Sonia Sarfati
La Presse
Il y a toujours une première fois. Pour tous et en tout. Et elle est inoubliable. Les humoristes ont donc, une première fois, fait rire. Fait rire d'eux ou fait rire tout court. Ils ont pris goût... au second, s'entend. La Presse a demandé à plusieurs d'entre eux de fouiller dans leur boîte à souvenirs afin d'en ressortir cette première fois. Pour commencer la ronde, celui à cause de qui on pleure depuis quelques jours : Gad Elmaleh, qui a dû annuler ses spectacles après s'être cassé une côte. Et on ne rit pas!

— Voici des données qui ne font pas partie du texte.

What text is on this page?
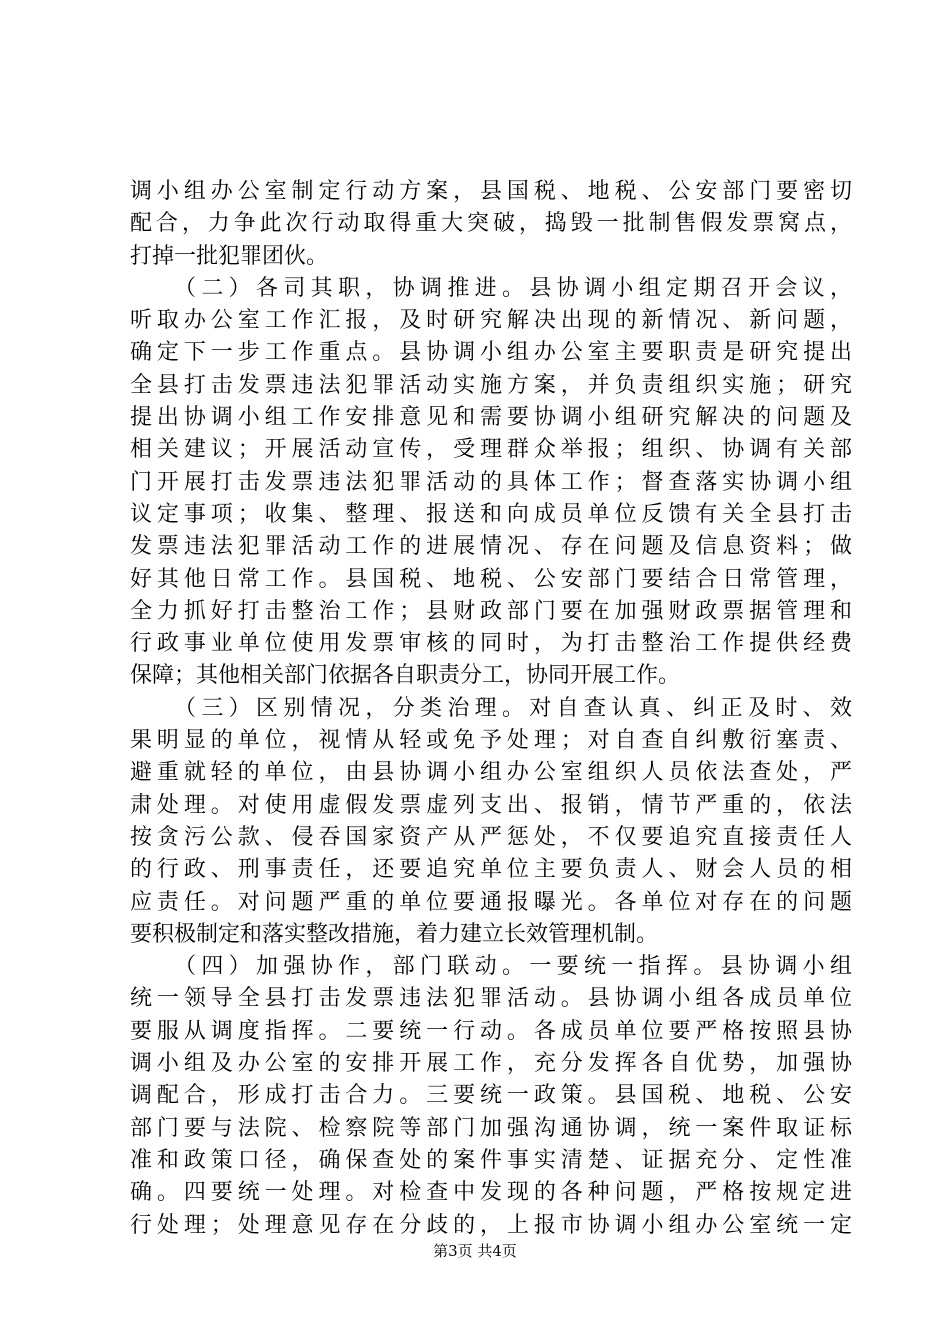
调小组办公室制定行动方案，县国税、地税、公安部门要密切
配合，力争此次行动取得重大突破，捣毁一批制售假发票窝点，
打掉一批犯罪团伙。
（二）各司其职，协调推进。县协调小组定期召开会议，
听取办公室工作汇报，及时研究解决出现的新情况、新问题，
确定下一步工作重点。县协调小组办公室主要职责是研究提出
全县打击发票违法犯罪活动实施方案，并负责组织实施；研究
提出协调小组工作安排意见和需要协调小组研究解决的问题及
相关建议；开展活动宣传，受理群众举报；组织、协调有关部
门开展打击发票违法犯罪活动的具体工作；督查落实协调小组
议定事项；收集、整理、报送和向成员单位反馈有关全县打击
发票违法犯罪活动工作的进展情况、存在问题及信息资料；做
好其他日常工作。县国税、地税、公安部门要结合日常管理，
全力抓好打击整治工作；县财政部门要在加强财政票据管理和
行政事业单位使用发票审核的同时，为打击整治工作提供经费
保障；其他相关部门依据各自职责分工，协同开展工作。
（三）区别情况，分类治理。对自查认真、纠正及时、效
果明显的单位，视情从轻或免予处理；对自查自纠敷衍塞责、
避重就轻的单位，由县协调小组办公室组织人员依法查处，严
肃处理。对使用虚假发票虚列支出、报销，情节严重的，依法
按贪污公款、侵吞国家资产从严惩处，不仅要追究直接责任人
的行政、刑事责任，还要追究单位主要负责人、财会人员的相
应责任。对问题严重的单位要通报曝光。各单位对存在的问题
要积极制定和落实整改措施，着力建立长效管理机制。
（四）加强协作，部门联动。一要统一指挥。县协调小组
统一领导全县打击发票违法犯罪活动。县协调小组各成员单位
要服从调度指挥。二要统一行动。各成员单位要严格按照县协
调小组及办公室的安排开展工作，充分发挥各自优势，加强协
调配合，形成打击合力。三要统一政策。县国税、地税、公安
部门要与法院、检察院等部门加强沟通协调，统一案件取证标
准和政策口径，确保查处的案件事实清楚、证据充分、定性准
确。四要统一处理。对检查中发现的各种问题，严格按规定进
行处理；处理意见存在分歧的，上报市协调小组办公室统一定
第3页 共4页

L'humoriste et comédien Gad Elmaleh est né en 1971 à Casablanca, au Maroc. Non, on ne rit pas. Ce n'est ni drôle ni pas drôle. C'est juste un fait. À l'âge de 8 ans, la piqûre de la scène devait déjà le tarauder puisqu'il a trouvé le courage de monter sur une scène avec son père. Qui faisait rire sans les mots, puisqu'il brûlait les planches en tant que mime.
Une première, pour Gad, que ce passage sous les projecteurs afin de jouer les amuseurs publics? Même pas! Il avait déjà tenu le plancher (là, dans le sens de marqueterie ou de linoléum)... chez sa grand-mère. Provoquant les rires de huit personnes à la fois. À 5 ou 6 ans, on appelle ça faire un tabac. Que l'on fume ou pas.
«Ma grand-mère habitait un très vieil immeuble à Casablanca. Il y avait cinq étages, deux locataires par étage», se souvient Gad Elmaleh. Ce sont les faits, encore. Le garçon, artiste dans l'âme, les a déformés, juste assez, pour en faire un spectacle. «J'ai imaginé les neuf voisines, qui venaient les unes après les autres visiter ma grand-mère. Je faisais les portes qui s'ouvraient (NDLR: merci, papa-mime!), les vieilles femmes qui sortaient de chez elle, frappaient chez ma grand-mère. L'une, pour lui emprunter quelque chose. L'autre, pour commérer.»
Elles s'espionnaient, se disputaient, se jaugeaient, se jugeaient. Et, parfois, s'entraidaient et étaient complices. Bref, autant d'activités... normales, dans tel contexte. Mais sous les mots et dans les manières d'un tout petit garçon, ces 10 vieilles Marocaines, c'était l'hilarité assurée. «Et le premier grand fou rire que j'ai provoqué tout seul!» lance celui qui, quelques décennies plus tard, est devenu, sur scène comme au cinéma, Chouchou, le plus populaire des travestis nord-africains.
Y aurait-il les prémices du personnage dans ce tout premier numéro?